I promise you your next eyeful of words will be bringing things back to familiar ground with the projects I've got on the go, and how they fit into this picture I've painted for you in the above!

To wrap things up here for the day, what about you folks? How does this compare to your experiences in your respective disciplines (if you're Canadian!) or your countries (if you're not!)?

In the meantime, stay strange and wonderful

XO

Ess

Comments

Anonymous

From personal experience, I speak academically. I have a master degree in art history and have been three years and something that I have been trying to obtain a scholarship for a PhD or a publication (with four different projects) both through universities and through private entities but without results. The places available for the study post are one/two for hundreds of requests made and not all of them cover both research and/or board and lodging expenses. I was even told once that I was too young 😓. I often found myself discovering that I needed documents that can't be obtained in a couple of days but it took time to get them and above all almost always, to get a scholarship, your income must be below a certain (very low) threshold so if you work or still live with your parents you can forget about getting it.

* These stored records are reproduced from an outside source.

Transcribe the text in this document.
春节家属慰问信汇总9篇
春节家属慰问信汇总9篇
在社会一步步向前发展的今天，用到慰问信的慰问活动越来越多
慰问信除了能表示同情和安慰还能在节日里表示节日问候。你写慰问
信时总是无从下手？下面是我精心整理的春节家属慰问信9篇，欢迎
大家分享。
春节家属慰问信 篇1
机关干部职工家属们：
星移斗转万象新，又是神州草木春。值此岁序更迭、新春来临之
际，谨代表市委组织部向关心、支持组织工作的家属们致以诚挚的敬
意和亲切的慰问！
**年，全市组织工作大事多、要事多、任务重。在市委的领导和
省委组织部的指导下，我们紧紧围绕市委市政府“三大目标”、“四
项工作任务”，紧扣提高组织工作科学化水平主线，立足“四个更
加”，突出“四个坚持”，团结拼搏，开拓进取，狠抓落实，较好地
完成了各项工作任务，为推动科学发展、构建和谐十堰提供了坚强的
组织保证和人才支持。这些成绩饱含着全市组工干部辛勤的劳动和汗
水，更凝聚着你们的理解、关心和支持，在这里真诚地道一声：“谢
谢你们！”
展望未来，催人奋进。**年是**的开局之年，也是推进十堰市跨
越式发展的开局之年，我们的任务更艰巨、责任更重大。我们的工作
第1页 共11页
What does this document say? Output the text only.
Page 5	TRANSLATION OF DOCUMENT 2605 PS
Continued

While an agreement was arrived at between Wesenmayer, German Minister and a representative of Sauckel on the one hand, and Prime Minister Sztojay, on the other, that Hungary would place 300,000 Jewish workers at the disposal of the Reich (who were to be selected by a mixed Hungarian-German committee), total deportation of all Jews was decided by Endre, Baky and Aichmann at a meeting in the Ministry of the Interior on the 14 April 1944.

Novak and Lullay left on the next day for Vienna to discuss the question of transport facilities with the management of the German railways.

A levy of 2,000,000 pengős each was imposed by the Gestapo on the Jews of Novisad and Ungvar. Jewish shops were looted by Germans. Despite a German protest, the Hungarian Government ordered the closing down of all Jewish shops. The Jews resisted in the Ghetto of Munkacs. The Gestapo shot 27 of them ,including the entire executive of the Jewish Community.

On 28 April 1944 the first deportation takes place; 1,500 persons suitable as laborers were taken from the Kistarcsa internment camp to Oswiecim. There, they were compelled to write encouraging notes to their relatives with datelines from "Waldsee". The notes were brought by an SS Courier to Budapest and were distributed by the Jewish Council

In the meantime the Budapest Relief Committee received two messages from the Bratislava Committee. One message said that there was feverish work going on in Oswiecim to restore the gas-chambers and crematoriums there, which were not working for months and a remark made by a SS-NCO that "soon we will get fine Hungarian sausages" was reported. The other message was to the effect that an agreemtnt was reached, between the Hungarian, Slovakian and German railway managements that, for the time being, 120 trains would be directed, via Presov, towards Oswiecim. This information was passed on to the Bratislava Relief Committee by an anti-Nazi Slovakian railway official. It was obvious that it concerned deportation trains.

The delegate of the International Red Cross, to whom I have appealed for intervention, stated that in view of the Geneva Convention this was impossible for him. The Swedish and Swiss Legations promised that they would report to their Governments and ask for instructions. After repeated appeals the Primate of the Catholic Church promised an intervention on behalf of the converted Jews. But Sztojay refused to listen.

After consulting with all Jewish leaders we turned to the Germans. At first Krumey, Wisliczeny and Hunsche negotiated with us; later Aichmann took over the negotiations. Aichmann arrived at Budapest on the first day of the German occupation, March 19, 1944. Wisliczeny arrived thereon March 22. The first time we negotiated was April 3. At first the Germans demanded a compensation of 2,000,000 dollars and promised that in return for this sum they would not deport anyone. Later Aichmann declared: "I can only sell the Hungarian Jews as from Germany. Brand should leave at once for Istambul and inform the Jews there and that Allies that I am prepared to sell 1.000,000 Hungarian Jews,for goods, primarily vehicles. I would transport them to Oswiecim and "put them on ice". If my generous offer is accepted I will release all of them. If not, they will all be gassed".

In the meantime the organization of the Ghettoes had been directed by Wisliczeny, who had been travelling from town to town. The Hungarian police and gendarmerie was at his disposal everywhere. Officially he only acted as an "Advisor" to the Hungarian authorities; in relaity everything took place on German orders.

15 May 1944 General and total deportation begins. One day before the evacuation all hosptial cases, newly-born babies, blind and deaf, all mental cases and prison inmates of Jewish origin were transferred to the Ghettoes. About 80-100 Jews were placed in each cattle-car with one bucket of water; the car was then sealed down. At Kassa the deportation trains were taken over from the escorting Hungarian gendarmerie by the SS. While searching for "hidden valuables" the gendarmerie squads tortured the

I don't know if I actually answered you 😆. That said, there are grants for the arts but almost all of them are directed to institutions, museums, schools, municipalities, associations or something like those, not individuals. If what I wrote does not make sense or does not actually answer the question I apologize but here it is 1:00 a.m. 👍

Alec

Ess, thank you so much for sharing your experience and kind of demystifying the process, especially for circus folks! With your background in disability studies, and of course, if you have the mental space for it, I’d love to hear about the possible intersection of accessibility of grants and disability/neurodivergence.